I was taking a gander at a National Geographic from February 2000 the other day and their was a typical Nat. Geo. story about Albania the land, the people, the struggles etc… typical Nat. Geo. stuff.
In the course of reading this a peculiar picture caught my eye. It was a small featured older “man” dressed in black. Next to the picture is an explanation that because this “woman’s” family lost it’s last male heir decades ago she has been forced to live (ie dress, act, behave) as a “sworn virgin” man for the last 30 years. This is all based on the dictates of some 500 year old text called the “Kanun of Lek Dukagjin”.
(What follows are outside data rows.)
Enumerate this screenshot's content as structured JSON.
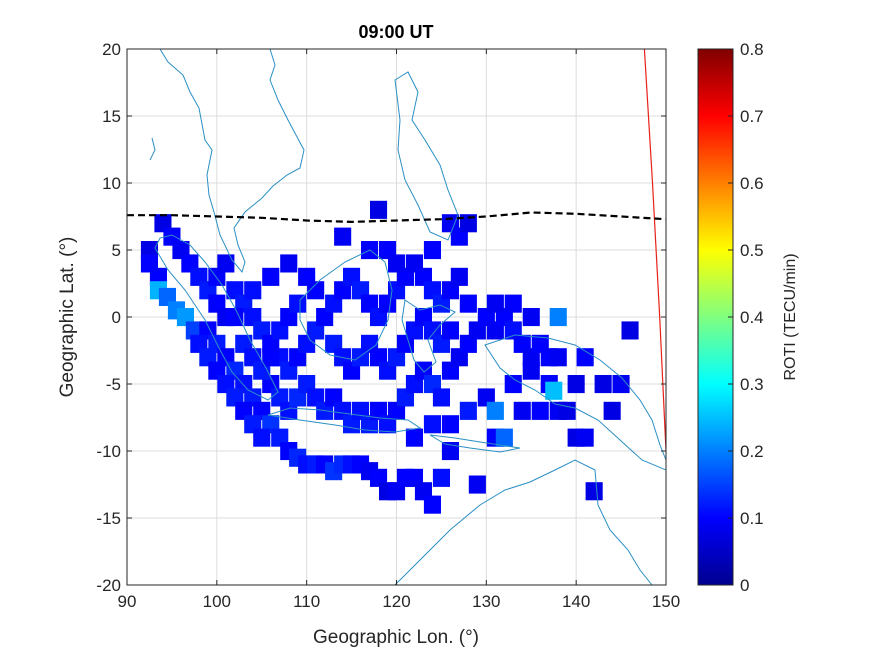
{
  "chart_data": {
    "type": "heatmap",
    "title": "09:00 UT",
    "xlabel": "Geographic Lon. (°)",
    "ylabel": "Geographic Lat. (°)",
    "xlim": [
      90,
      150
    ],
    "ylim": [
      -20,
      20
    ],
    "xticks": [
      "90",
      "100",
      "110",
      "120",
      "130",
      "140",
      "150"
    ],
    "yticks": [
      "20",
      "15",
      "10",
      "5",
      "0",
      "-5",
      "-10",
      "-15",
      "-20"
    ],
    "grid": true,
    "colorbar": {
      "label": "ROTI (TECU/min)",
      "clim": [
        0,
        0.8
      ],
      "ticks": [
        "0",
        "0.1",
        "0.2",
        "0.3",
        "0.4",
        "0.5",
        "0.6",
        "0.7",
        "0.8"
      ],
      "colormap": "jet"
    },
    "magnetic_equator": [
      [
        90,
        7.6
      ],
      [
        95,
        7.6
      ],
      [
        100,
        7.5
      ],
      [
        105,
        7.4
      ],
      [
        110,
        7.2
      ],
      [
        115,
        7.1
      ],
      [
        120,
        7.2
      ],
      [
        125,
        7.3
      ],
      [
        130,
        7.5
      ],
      [
        135,
        7.8
      ],
      [
        140,
        7.7
      ],
      [
        145,
        7.5
      ],
      [
        150,
        7.3
      ]
    ],
    "terminator": [
      [
        147.6,
        20
      ],
      [
        148.5,
        10
      ],
      [
        149.3,
        0
      ],
      [
        150,
        -10
      ],
      [
        150.5,
        -20
      ]
    ],
    "roti_cells": [
      [
        92.5,
        5,
        0.08
      ],
      [
        92.5,
        4,
        0.1
      ],
      [
        93.5,
        3,
        0.1
      ],
      [
        93.5,
        2,
        0.24
      ],
      [
        94.5,
        1.5,
        0.18
      ],
      [
        95.5,
        0.5,
        0.2
      ],
      [
        96.5,
        0,
        0.22
      ],
      [
        97.5,
        -1,
        0.15
      ],
      [
        94,
        7,
        0.08
      ],
      [
        95,
        6,
        0.1
      ],
      [
        96,
        5,
        0.09
      ],
      [
        97,
        4,
        0.1
      ],
      [
        98,
        3,
        0.11
      ],
      [
        99,
        2,
        0.12
      ],
      [
        100,
        1,
        0.1
      ],
      [
        101,
        0,
        0.09
      ],
      [
        99,
        -1,
        0.1
      ],
      [
        100,
        -2,
        0.12
      ],
      [
        101,
        -3,
        0.1
      ],
      [
        102,
        -4,
        0.13
      ],
      [
        103,
        -5,
        0.11
      ],
      [
        104,
        -6,
        0.12
      ],
      [
        105,
        -7,
        0.1
      ],
      [
        106,
        -8,
        0.14
      ],
      [
        107,
        -9,
        0.12
      ],
      [
        108,
        -10,
        0.1
      ],
      [
        109,
        -10.5,
        0.13
      ],
      [
        110,
        -11,
        0.11
      ],
      [
        111,
        -11,
        0.12
      ],
      [
        112,
        -11,
        0.1
      ],
      [
        113,
        -11.5,
        0.14
      ],
      [
        114,
        -11,
        0.13
      ],
      [
        115,
        -11,
        0.11
      ],
      [
        116,
        -11,
        0.1
      ],
      [
        117,
        -11.5,
        0.09
      ],
      [
        118,
        -12,
        0.1
      ],
      [
        119,
        -13,
        0.08
      ],
      [
        120,
        -13,
        0.09
      ],
      [
        121,
        -12,
        0.1
      ],
      [
        122,
        -12,
        0.1
      ],
      [
        123,
        -13,
        0.09
      ],
      [
        124,
        -14,
        0.1
      ],
      [
        125,
        -12,
        0.11
      ],
      [
        126,
        -10,
        0.09
      ],
      [
        122,
        -9,
        0.1
      ],
      [
        124,
        -8,
        0.11
      ],
      [
        126,
        -8,
        0.1
      ],
      [
        128,
        -7,
        0.12
      ],
      [
        130,
        -6,
        0.09
      ],
      [
        131,
        -7,
        0.2
      ],
      [
        133,
        -5,
        0.1
      ],
      [
        135,
        -4,
        0.09
      ],
      [
        137,
        -5,
        0.1
      ],
      [
        137.5,
        -5.5,
        0.25
      ],
      [
        138,
        -7,
        0.09
      ],
      [
        140,
        -5,
        0.08
      ],
      [
        98,
        -2,
        0.11
      ],
      [
        99,
        -3,
        0.12
      ],
      [
        100,
        -4,
        0.1
      ],
      [
        101,
        -5,
        0.11
      ],
      [
        102,
        -6,
        0.12
      ],
      [
        103,
        -7,
        0.1
      ],
      [
        104,
        -8,
        0.12
      ],
      [
        105,
        -9,
        0.11
      ],
      [
        106,
        -5,
        0.1
      ],
      [
        107,
        -6,
        0.12
      ],
      [
        108,
        -7,
        0.11
      ],
      [
        109,
        -6,
        0.13
      ],
      [
        110,
        -5,
        0.12
      ],
      [
        111,
        -6,
        0.11
      ],
      [
        112,
        -7,
        0.12
      ],
      [
        113,
        -6,
        0.1
      ],
      [
        114,
        -7,
        0.11
      ],
      [
        115,
        -8,
        0.12
      ],
      [
        116,
        -7,
        0.11
      ],
      [
        117,
        -8,
        0.12
      ],
      [
        118,
        -7,
        0.1
      ],
      [
        119,
        -8,
        0.11
      ],
      [
        120,
        -7,
        0.1
      ],
      [
        121,
        -6,
        0.12
      ],
      [
        122,
        -5,
        0.11
      ],
      [
        123,
        -4,
        0.1
      ],
      [
        124,
        -5,
        0.13
      ],
      [
        125,
        -6,
        0.11
      ],
      [
        126,
        -4,
        0.1
      ],
      [
        127,
        -3,
        0.09
      ],
      [
        128,
        -2,
        0.1
      ],
      [
        129,
        -1,
        0.09
      ],
      [
        130,
        0,
        0.1
      ],
      [
        131,
        -1,
        0.09
      ],
      [
        132,
        0,
        0.1
      ],
      [
        133,
        -1,
        0.11
      ],
      [
        134,
        -2,
        0.1
      ],
      [
        135,
        -3,
        0.09
      ],
      [
        136,
        -2,
        0.1
      ],
      [
        138,
        0,
        0.2
      ],
      [
        100,
        3,
        0.1
      ],
      [
        101,
        4,
        0.09
      ],
      [
        102,
        2,
        0.11
      ],
      [
        103,
        1,
        0.12
      ],
      [
        104,
        0,
        0.11
      ],
      [
        105,
        -1,
        0.12
      ],
      [
        106,
        -2,
        0.1
      ],
      [
        107,
        -3,
        0.11
      ],
      [
        108,
        -4,
        0.12
      ],
      [
        109,
        -3,
        0.1
      ],
      [
        110,
        -2,
        0.11
      ],
      [
        111,
        -1,
        0.12
      ],
      [
        112,
        0,
        0.1
      ],
      [
        113,
        1,
        0.11
      ],
      [
        114,
        2,
        0.1
      ],
      [
        115,
        3,
        0.11
      ],
      [
        116,
        2,
        0.12
      ],
      [
        117,
        1,
        0.1
      ],
      [
        118,
        0,
        0.11
      ],
      [
        119,
        1,
        0.1
      ],
      [
        120,
        2,
        0.11
      ],
      [
        121,
        3,
        0.1
      ],
      [
        122,
        4,
        0.09
      ],
      [
        123,
        3,
        0.1
      ],
      [
        124,
        2,
        0.11
      ],
      [
        125,
        1,
        0.12
      ],
      [
        126,
        2,
        0.1
      ],
      [
        127,
        3,
        0.09
      ],
      [
        128,
        1,
        0.1
      ],
      [
        110,
        3,
        0.1
      ],
      [
        108,
        4,
        0.09
      ],
      [
        106,
        3,
        0.1
      ],
      [
        104,
        2,
        0.11
      ],
      [
        102,
        0,
        0.1
      ],
      [
        103,
        -2,
        0.12
      ],
      [
        104,
        -3,
        0.11
      ],
      [
        105,
        -4,
        0.12
      ],
      [
        106,
        -3,
        0.1
      ],
      [
        107,
        -1,
        0.11
      ],
      [
        108,
        0,
        0.1
      ],
      [
        109,
        1,
        0.11
      ],
      [
        111,
        2,
        0.1
      ],
      [
        113,
        -2,
        0.12
      ],
      [
        114,
        -3,
        0.11
      ],
      [
        115,
        -4,
        0.1
      ],
      [
        116,
        -3,
        0.12
      ],
      [
        117,
        -2,
        0.11
      ],
      [
        118,
        -3,
        0.1
      ],
      [
        119,
        -4,
        0.11
      ],
      [
        120,
        -3,
        0.12
      ],
      [
        121,
        -2,
        0.1
      ],
      [
        122,
        -1,
        0.11
      ],
      [
        123,
        0,
        0.1
      ],
      [
        124,
        -1,
        0.11
      ],
      [
        125,
        -2,
        0.12
      ],
      [
        126,
        -1,
        0.1
      ],
      [
        114,
        6,
        0.09
      ],
      [
        117,
        5,
        0.1
      ],
      [
        118,
        8,
        0.08
      ],
      [
        119,
        5,
        0.1
      ],
      [
        120,
        4,
        0.09
      ],
      [
        124,
        5,
        0.1
      ],
      [
        126,
        7,
        0.09
      ],
      [
        127,
        6,
        0.1
      ],
      [
        128,
        7,
        0.08
      ],
      [
        131,
        1,
        0.09
      ],
      [
        133,
        1,
        0.1
      ],
      [
        135,
        0,
        0.09
      ],
      [
        137,
        -3,
        0.1
      ],
      [
        138,
        -3,
        0.09
      ],
      [
        139,
        -7,
        0.08
      ],
      [
        140,
        -9,
        0.08
      ],
      [
        143,
        -5,
        0.08
      ],
      [
        145,
        -5,
        0.09
      ],
      [
        142,
        -13,
        0.08
      ],
      [
        129,
        -12.5,
        0.09
      ],
      [
        131,
        -9,
        0.1
      ],
      [
        132,
        -9,
        0.18
      ],
      [
        134,
        -7,
        0.09
      ],
      [
        136,
        -7,
        0.1
      ],
      [
        141,
        -9,
        0.09
      ],
      [
        144,
        -7,
        0.08
      ],
      [
        146,
        -1,
        0.08
      ],
      [
        141,
        -3,
        0.1
      ]
    ]
  }
}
I have copied the picture and text temporarily to the link below if you want to check it out. http://www.ezy.net/~cpeek/ebay/ng3.jpg
I would imagine that this seemingly strange cultural requirement is a “fact” if Nat. Geo. is reporting it and has assumedly fact checked it.
My question is (yes there’s a question) why go through all these gender, role reversal contortions? I can imagine how this might be some women’s dream come true (ie man in body of woman situation) but for most women wouldn’t this be a grotesque and absurd requirement? Are the Albanians really that weird or is there a real cultural/logical imperative as to why this works best for Albanians?
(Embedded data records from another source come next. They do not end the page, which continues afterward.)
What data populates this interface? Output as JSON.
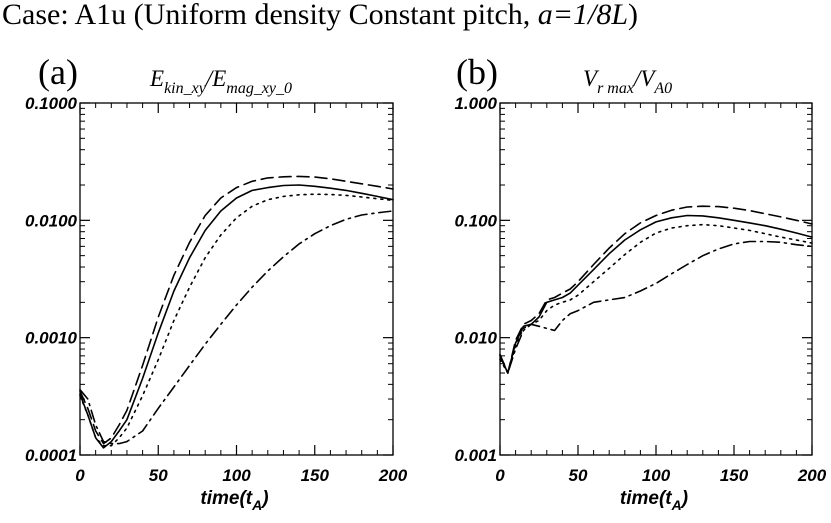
{
  "figure": {
    "title_prefix": "Case: A1u (Uniform density Constant pitch, ",
    "title_param": "a=1/8L",
    "title_suffix": ")"
  },
  "chart_data": [
    {
      "type": "line",
      "panel": "(a)",
      "title_sym": "E",
      "title_sub": "kin_xy",
      "title_sep": "/E",
      "title_sub2": "mag_xy_0",
      "xlabel_main": "time(t",
      "xlabel_sub": "A",
      "xlabel_end": ")",
      "yscale": "log",
      "xlim": [
        0,
        200
      ],
      "ylim": [
        0.0001,
        0.1
      ],
      "xticks": [
        0,
        50,
        100,
        150,
        200
      ],
      "xtick_labels": [
        "0",
        "50",
        "100",
        "150",
        "200"
      ],
      "yticks": [
        0.0001,
        0.001,
        0.01,
        0.1
      ],
      "ytick_labels": [
        "0.0001",
        "0.0010",
        "0.0100",
        "0.1000"
      ],
      "series": [
        {
          "name": "solid",
          "dash": "solid",
          "x": [
            0,
            5,
            10,
            15,
            20,
            25,
            30,
            40,
            50,
            60,
            70,
            80,
            90,
            100,
            110,
            120,
            130,
            140,
            150,
            160,
            170,
            180,
            190,
            200
          ],
          "y": [
            0.00033,
            0.00022,
            0.00014,
            0.000115,
            0.00013,
            0.00016,
            0.0002,
            0.00045,
            0.0011,
            0.0025,
            0.0048,
            0.0082,
            0.012,
            0.0155,
            0.018,
            0.019,
            0.0198,
            0.02,
            0.0195,
            0.0188,
            0.018,
            0.017,
            0.016,
            0.015
          ]
        },
        {
          "name": "dashed",
          "dash": "dashed",
          "x": [
            0,
            5,
            10,
            15,
            20,
            25,
            30,
            40,
            50,
            60,
            70,
            80,
            90,
            100,
            110,
            120,
            130,
            140,
            150,
            160,
            170,
            180,
            190,
            200
          ],
          "y": [
            0.00035,
            0.00025,
            0.00016,
            0.000125,
            0.00014,
            0.00018,
            0.00024,
            0.00058,
            0.0015,
            0.0034,
            0.0065,
            0.011,
            0.0155,
            0.019,
            0.0215,
            0.023,
            0.0235,
            0.0237,
            0.0234,
            0.0226,
            0.0215,
            0.0205,
            0.0195,
            0.0185
          ]
        },
        {
          "name": "dotted",
          "dash": "dotted",
          "x": [
            0,
            5,
            10,
            15,
            20,
            25,
            30,
            40,
            50,
            60,
            70,
            80,
            90,
            100,
            110,
            120,
            130,
            140,
            150,
            160,
            170,
            180,
            190,
            200
          ],
          "y": [
            0.00032,
            0.00022,
            0.00014,
            0.00012,
            0.00012,
            0.00014,
            0.00017,
            0.00032,
            0.00065,
            0.0014,
            0.0027,
            0.0048,
            0.0075,
            0.0105,
            0.0132,
            0.015,
            0.016,
            0.0165,
            0.0167,
            0.0166,
            0.0163,
            0.0158,
            0.0153,
            0.0148
          ]
        },
        {
          "name": "dash-dot",
          "dash": "dashdot",
          "x": [
            0,
            5,
            10,
            15,
            20,
            25,
            30,
            40,
            50,
            60,
            70,
            80,
            90,
            100,
            110,
            120,
            130,
            140,
            150,
            160,
            170,
            180,
            190,
            200
          ],
          "y": [
            0.00036,
            0.0003,
            0.00018,
            0.00013,
            0.000125,
            0.000125,
            0.00013,
            0.00016,
            0.00025,
            0.00038,
            0.00058,
            0.00088,
            0.0013,
            0.0019,
            0.0027,
            0.0037,
            0.0049,
            0.0063,
            0.0077,
            0.009,
            0.0102,
            0.0111,
            0.0116,
            0.012
          ]
        }
      ]
    },
    {
      "type": "line",
      "panel": "(b)",
      "title_sym": "V",
      "title_sub": "r  max",
      "title_sep": "/V",
      "title_sub2": "A0",
      "xlabel_main": "time(t",
      "xlabel_sub": "A",
      "xlabel_end": ")",
      "yscale": "log",
      "xlim": [
        0,
        200
      ],
      "ylim": [
        0.001,
        1.0
      ],
      "xticks": [
        0,
        50,
        100,
        150,
        200
      ],
      "xtick_labels": [
        "0",
        "50",
        "100",
        "150",
        "200"
      ],
      "yticks": [
        0.001,
        0.01,
        0.1,
        1.0
      ],
      "ytick_labels": [
        "0.001",
        "0.010",
        "0.100",
        "1.000"
      ],
      "series": [
        {
          "name": "solid",
          "dash": "solid",
          "x": [
            0,
            5,
            10,
            15,
            20,
            25,
            30,
            35,
            40,
            45,
            50,
            60,
            70,
            80,
            90,
            100,
            110,
            120,
            130,
            140,
            150,
            160,
            170,
            180,
            190,
            200
          ],
          "y": [
            0.007,
            0.005,
            0.009,
            0.0125,
            0.013,
            0.015,
            0.02,
            0.021,
            0.022,
            0.024,
            0.028,
            0.038,
            0.052,
            0.068,
            0.083,
            0.097,
            0.105,
            0.11,
            0.109,
            0.105,
            0.1,
            0.095,
            0.09,
            0.084,
            0.078,
            0.072
          ]
        },
        {
          "name": "dashed",
          "dash": "dashed",
          "x": [
            0,
            5,
            10,
            15,
            20,
            25,
            30,
            35,
            40,
            45,
            50,
            60,
            70,
            80,
            90,
            100,
            110,
            120,
            130,
            140,
            150,
            160,
            170,
            180,
            190,
            200
          ],
          "y": [
            0.007,
            0.005,
            0.0095,
            0.013,
            0.014,
            0.016,
            0.021,
            0.022,
            0.024,
            0.026,
            0.03,
            0.042,
            0.058,
            0.077,
            0.095,
            0.11,
            0.122,
            0.13,
            0.132,
            0.131,
            0.127,
            0.121,
            0.114,
            0.107,
            0.1,
            0.093
          ]
        },
        {
          "name": "dotted",
          "dash": "dotted",
          "x": [
            0,
            5,
            10,
            15,
            20,
            25,
            30,
            35,
            40,
            45,
            50,
            60,
            70,
            80,
            90,
            100,
            110,
            120,
            130,
            140,
            150,
            160,
            170,
            180,
            190,
            200
          ],
          "y": [
            0.0065,
            0.005,
            0.0085,
            0.012,
            0.013,
            0.014,
            0.017,
            0.019,
            0.02,
            0.021,
            0.023,
            0.03,
            0.039,
            0.051,
            0.065,
            0.078,
            0.086,
            0.09,
            0.092,
            0.09,
            0.086,
            0.082,
            0.077,
            0.072,
            0.068,
            0.064
          ]
        },
        {
          "name": "dash-dot",
          "dash": "dashdot",
          "x": [
            0,
            5,
            10,
            15,
            20,
            25,
            30,
            35,
            40,
            45,
            50,
            60,
            70,
            80,
            90,
            100,
            110,
            120,
            130,
            140,
            150,
            160,
            170,
            180,
            190,
            200
          ],
          "y": [
            0.0072,
            0.005,
            0.008,
            0.0115,
            0.013,
            0.0125,
            0.012,
            0.0115,
            0.014,
            0.016,
            0.017,
            0.02,
            0.021,
            0.022,
            0.025,
            0.029,
            0.035,
            0.042,
            0.05,
            0.057,
            0.063,
            0.066,
            0.066,
            0.065,
            0.062,
            0.06
          ]
        }
      ]
    }
  ]
}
That’s really wierd. Cross-dressing is one thing, elderly cross-dressing is something else entirely, and elderly cross-dressing that is required by law is in a league of its own. I don’t read National Geographic, but from what I’ve heard northern Albania is in a state of near-anarchy. It’s supposedly controlled by local warlords, much like Somaia.
I found exactly one online literary correlation for this, from a 1909 travelogue called High Albania. It’s vague, but not as bad as the NG article…the author spends a paragraph or two on it, and then basically says, ‘oops, not enough room to go into detail’:
There’s a little bit more in a later chapter as well:
So it seems to be part of an elaborate scheme to keep property in the family when there’s no male heirs. But as to why the cross-dressing came about, my WAG would be to keep outsiders/travellers from getting suspicious about why there’s a woman owning property and running a household in your village…
I read the same thing in a Maxim magazine and it featured the same woman/man so chances are this kind of thing is not terribly common. As far as what works best for the Albanians is anyone’s guess but bearing in mind the popularity of the Cannon of Lek as a tool of self-government it does not surprise me in the least that this kind of thing would occur. Chances are this woman had the desire to “live as a man” before and this was a good excuse to do that openly.
Sorry, I looked for web sites concerning the Cannon and came up empty
It sounds like it is more of an ancient cultural tradition type thing than a requirement, but i can see the idea of the woman taking on the mans role, etc.